Hace
un tiempo me preguntaron cómo es que puedo amar a algo que me
lastima tanto, cómo puedo querer tanto a mi bicicleta si es que
siempre termino con las costillas fisuradas, cortes en la cabeza y
hombros fuera de lugar. Me preguntaron cómo es que puedo amar algo
que lo único que sabe hacer es dejarse derribar sin importar que
todos caigan con ella. Difícil tarea es explicar cómo es que soy
una amante de la vulnerabilidad... entonces redoblo la apuesta: cómo
no amar a algo que, sabés, no te va a abandonar aunque estés
cayendo? Que se va a fisurar con vos a todo momento? Que te va a
llevar a dónde sea sin importar nada? Siento que gano esa partida y
sigo camino como si nada. Haciendo oídos sordos a las opiniones de
aquellos que aman las cosas certeras y firmes.
Seguimos
viaje. Uno, dos y tres gigantes de acero quedan detrás y nosotras ni
nos inmutamos. Decidimos continuar como si nada, sin importar lo que
dicen aquellos que tienen más calle que nosotras. Reímos sin cesar
frete a la idea de medirse la viriliad por la cantidad de asfalto que
desgasta nuestras suelas: nuestros cauchos no se gastan porque la
sabiduría del día a día nos enseñó que cada tanto hay que
cambiar lo que nos sostiene para que las heridas, que nos hacemos
constantemente, no sean profundas.
Aceleramos
dejando todo eso detrás, aceleramos como si no existieran las leyes
ni limitaciones físicas, ni hablar de las mentales. Nos volvemos un
sólo vehículo que se mueve velozmente entre los autos. De repente:
rojo.
Rojo
como el azul amor de Medem, rojo como ese auto que rompe con la vida
de Ana y Oto, rojo como un frío día en la vida de dos amantes del
círculo polar. Rojo como la sangre que pronto va a estar cayendo de
nuestro cuerpo, sangre que avecinamos, que olemos. Volamos por el
aire y caemos al suelo, es un segundo no más. Solo basta con ese
momento para que me de cuenta que toda mi vida he amado la
vulnerabilidad, toda mi vida por ese momento de sentirme blanda como
un flancito, por ese momento de placer en el que me rompo en mil
pedazos tras la entrega absoluta.
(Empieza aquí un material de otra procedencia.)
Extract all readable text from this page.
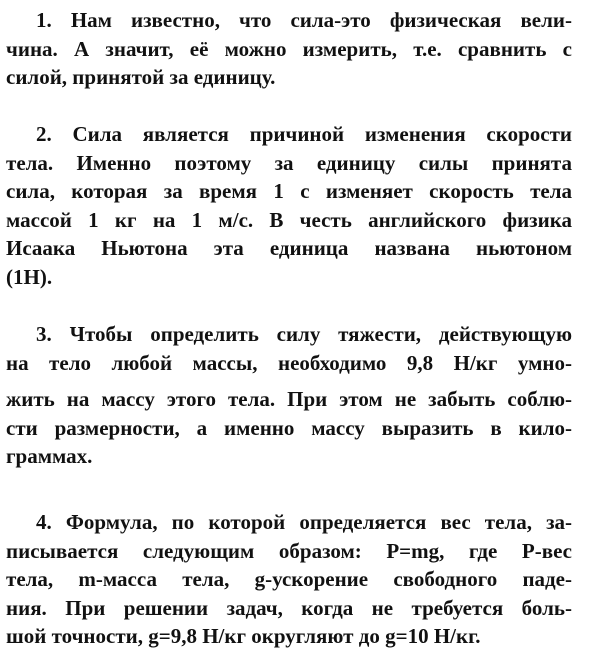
1. Нам известно, что сила-это физическая вели-
чина. А значит, её можно измерить, т.е. сравнить с
силой, принятой за единицу.
2. Сила является причиной изменения скорости
тела. Именно поэтому за единицу силы принята
сила, которая за время 1 с изменяет скорость тела
массой 1 кг на 1 м/с. В честь английского физика
Исаака Ньютона эта единица названа ньютоном
(1Н).
3. Чтобы определить силу тяжести, действующую
на тело любой массы, необходимо 9,8 Н/кг умно-
жить на массу этого тела. При этом не забыть соблю-
сти размерности, а именно массу выразить в кило-
граммах.
4. Формула, по которой определяется вес тела, за-
писывается следующим образом: P=mg, где P-вес
тела, m-масса тела, g-ускорение свободного паде-
ния. При решении задач, когда не требуется боль-
шой точности, g=9,8 Н/кг округляют до g=10 Н/кг.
No disfruto tanto la alegría de
las cosas que amo como el acabamiento de ese amor. Pienso en Galeano
y en mi mente resuena su voz diciendo: Pequeña
muerte, llaman en Francia a la culminación del abrazo, que
rompiéndonos nos junta y perdiéndonos nos encuentra y acabándonos
nos empieza. Pienso en todas las veces que pedí un último abrazo,
que dí un último abrazo para que se muera (con eso que estaba
terminando) una pedazo de mi, pienso en todas las veces que me pegué
a las cosas que estaba dejando.
Pienso
en ese momento, en ese preciso instante que mientras iba cayendo me
agarraba más y más fuerte del manubrio y que ahora para poder
levantarme voy a tener que despegarme de vos. Intento zafarme, hay
rojo por todos lados vos tenés mi sangre yo tengo pedazos de tu
pintura. Somos como las hormigas, para morir nos abrazamos. Somos
negras, persistentes y amantes de la vulnerabilidad.